By Claire Ponsaran | Posted on Mar 29, 2018 6:55:00 AM 0 Comments

There's nothing wrong with setting goals at work and in your personal life. It's a smart way of defining which direction you'd like to take your work (or your dreams), and if you're a leader, your team's performance. But, hitting your targets isn't the only way to measure success. Keeping track of your progress and learning as much as you can from the whole process are just as important as racking up the numbers for your team. Here are five reasons why you should focus on the process more than hitting your goals.

#1 An outcome is a natural result of any process.

Nils from NJLifeHacks has this to say about goals: Any outcome in life is the natural by-product of a process. Why pump your body with stress hormones by constantly thinking about your endgame? Visualizing your success is fun, but it can also put unnecessary pressure on you psychologically. And, this could affect your performance.

#2 Failure is part of the process; learn from your mistakes.

Failure is an option! Without failure, we won't have any way of knowing what works and doesn't work. Don't be afraid to fail; get up and try a different way of doing things until you found a method or tool that works for you or your team.

Focusing on the process of trying and failing, and trying again, pushes you to learn as you go. It forces you to look inward and ask yourself, "Where did it go wrong? Was it my fault? Am I missing something?" These questions lead you to explore possibilities you may haven't thought about.

#3 An almost obsessive focus on outputs and metrics encourages unethical behavior.

Putting too much importance on getting things done no matter the cost is just as bad as giving employees freedom without direction or moral orientation.

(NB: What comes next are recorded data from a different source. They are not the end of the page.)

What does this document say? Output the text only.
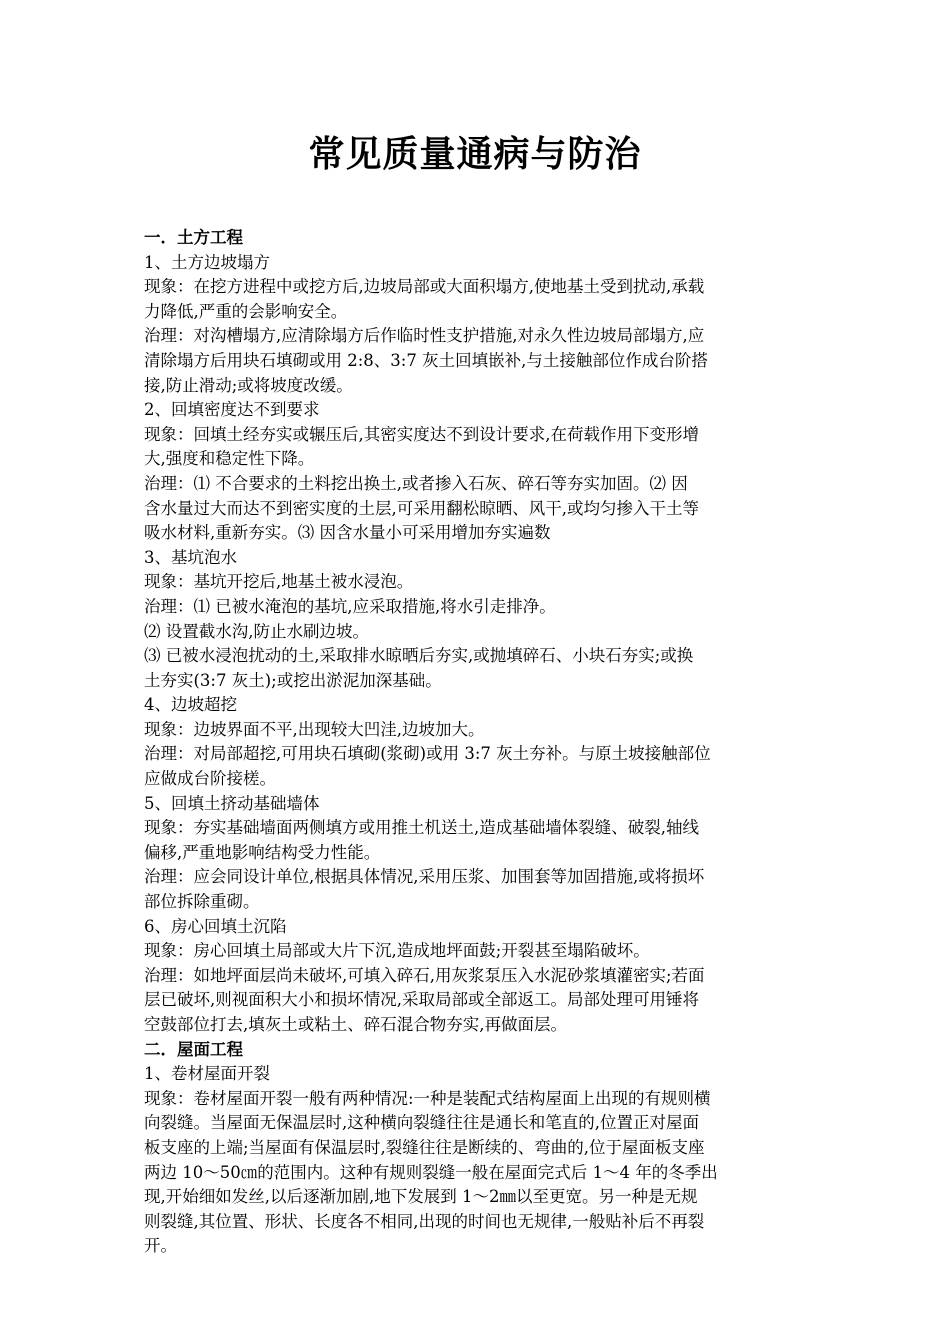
常见质量通病与防治
一．土方工程
1、土方边坡塌方
现象：在挖方进程中或挖方后,边坡局部或大面积塌方,使地基土受到扰动,承载
力降低,严重的会影响安全。
治理：对沟槽塌方,应清除塌方后作临时性支护措施,对永久性边坡局部塌方,应
清除塌方后用块石填砌或用 2:8、3:7 灰土回填嵌补,与土接触部位作成台阶搭
接,防止滑动;或将坡度改缓。
2、回填密度达不到要求
现象：回填土经夯实或辗压后,其密实度达不到设计要求,在荷载作用下变形增
大,强度和稳定性下降。
治理：⑴ 不合要求的土料挖出换土,或者掺入石灰、碎石等夯实加固。⑵ 因
含水量过大而达不到密实度的土层,可采用翻松晾晒、风干,或均匀掺入干土等
吸水材料,重新夯实。⑶ 因含水量小可采用增加夯实遍数
3、基坑泡水
现象：基坑开挖后,地基土被水浸泡。
治理：⑴ 已被水淹泡的基坑,应采取措施,将水引走排净。
⑵ 设置截水沟,防止水刷边坡。
⑶ 已被水浸泡扰动的土,采取排水晾晒后夯实,或抛填碎石、小块石夯实;或换
土夯实(3:7 灰土);或挖出淤泥加深基础。
4、边坡超挖
现象：边坡界面不平,出现较大凹洼,边坡加大。
治理：对局部超挖,可用块石填砌(浆砌)或用 3:7 灰土夯补。与原土坡接触部位
应做成台阶接槎。
5、回填土挤动基础墙体
现象：夯实基础墙面两侧填方或用推土机送土,造成基础墙体裂缝、破裂,轴线
偏移,严重地影响结构受力性能。
治理：应会同设计单位,根据具体情况,采用压浆、加围套等加固措施,或将损坏
部位拆除重砌。
6、房心回填土沉陷
现象：房心回填土局部或大片下沉,造成地坪面鼓;开裂甚至塌陷破坏。
治理：如地坪面层尚未破坏,可填入碎石,用灰浆泵压入水泥砂浆填灌密实;若面
层已破坏,则视面积大小和损坏情况,采取局部或全部返工。局部处理可用锤将
空鼓部位打去,填灰土或粘土、碎石混合物夯实,再做面层。
二．屋面工程
1、卷材屋面开裂
现象：卷材屋面开裂一般有两种情况:一种是装配式结构屋面上出现的有规则横
向裂缝。当屋面无保温层时,这种横向裂缝往往是通长和笔直的,位置正对屋面
板支座的上端;当屋面有保温层时,裂缝往往是断续的、弯曲的,位于屋面板支座
两边 10～50㎝的范围内。这种有规则裂缝一般在屋面完式后 1～4 年的冬季出
现,开始细如发丝,以后逐渐加剧,地下发展到 1～2㎜以至更宽。另一种是无规
则裂缝,其位置、形状、长度各不相同,出现的时间也无规律,一般贴补后不再裂
开。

This signals to employees that it doesn't matter how results are achieved as long as they get them done.

An article from The Conversation pointed out that this demonstrates a lack of self-control, which leads to the creation of "monsters" in management. This normalizes bad behavior in the company, which in turn, pushes employees to flee and find a job with a kinder and more rewarding work environment.

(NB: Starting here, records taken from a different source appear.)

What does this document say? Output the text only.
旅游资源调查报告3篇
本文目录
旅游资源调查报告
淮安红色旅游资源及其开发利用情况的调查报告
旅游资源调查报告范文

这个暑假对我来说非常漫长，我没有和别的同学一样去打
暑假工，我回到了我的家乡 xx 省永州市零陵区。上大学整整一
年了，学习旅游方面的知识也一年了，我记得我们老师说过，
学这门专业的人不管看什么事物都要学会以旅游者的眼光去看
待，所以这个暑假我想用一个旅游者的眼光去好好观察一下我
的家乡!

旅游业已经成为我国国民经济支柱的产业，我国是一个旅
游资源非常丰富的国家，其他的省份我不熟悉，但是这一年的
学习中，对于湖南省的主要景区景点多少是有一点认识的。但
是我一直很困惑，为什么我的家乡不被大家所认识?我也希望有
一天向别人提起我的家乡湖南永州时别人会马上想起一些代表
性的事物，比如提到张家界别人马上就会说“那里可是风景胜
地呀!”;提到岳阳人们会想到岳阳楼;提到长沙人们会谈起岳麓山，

#4 Placing too much value on outcomes can demotivate people and stop them from realizing their true potential.

Research has shown that an achievement-oriented workplace often leans toward punitive rather than constructive feedback, which quickly demotivates employees. Even without a bad boss berating them and micromanaging their every move, employees who were given an imbalanced review will naturally feel disenfranchised and leave the company.

#5 Focusing too much on the objectives inhibits employees from developing a growth mindset.

An inevitable consequence of this uncontrolled focus on outcomes is the development of a fixed mindset vis-a-vis a growth-oriented mentality.  According to Carol Dweck, author of Mindset: The New Psychology of Success, people with a fixed mindset (those who believe that abilities are fixed) tend to run away from difficulty and are likely to believe they'll never improve. In comparison, people with a growth mindset (those who believe that they can develop their skills and abilities further), tend to persevere when faced with a challenge and become truly engaged in finding solutions to problems.

You can get the best out of people by focusing on continual improvement and framing one's development as a work in progress. Give people a chance to improve, and those who recognize that golden opportunity to become more than they can be will take it and impress the hell out of you. This is why reorienting your organization's focus on process rather than outcomes will surely produce results better than the last.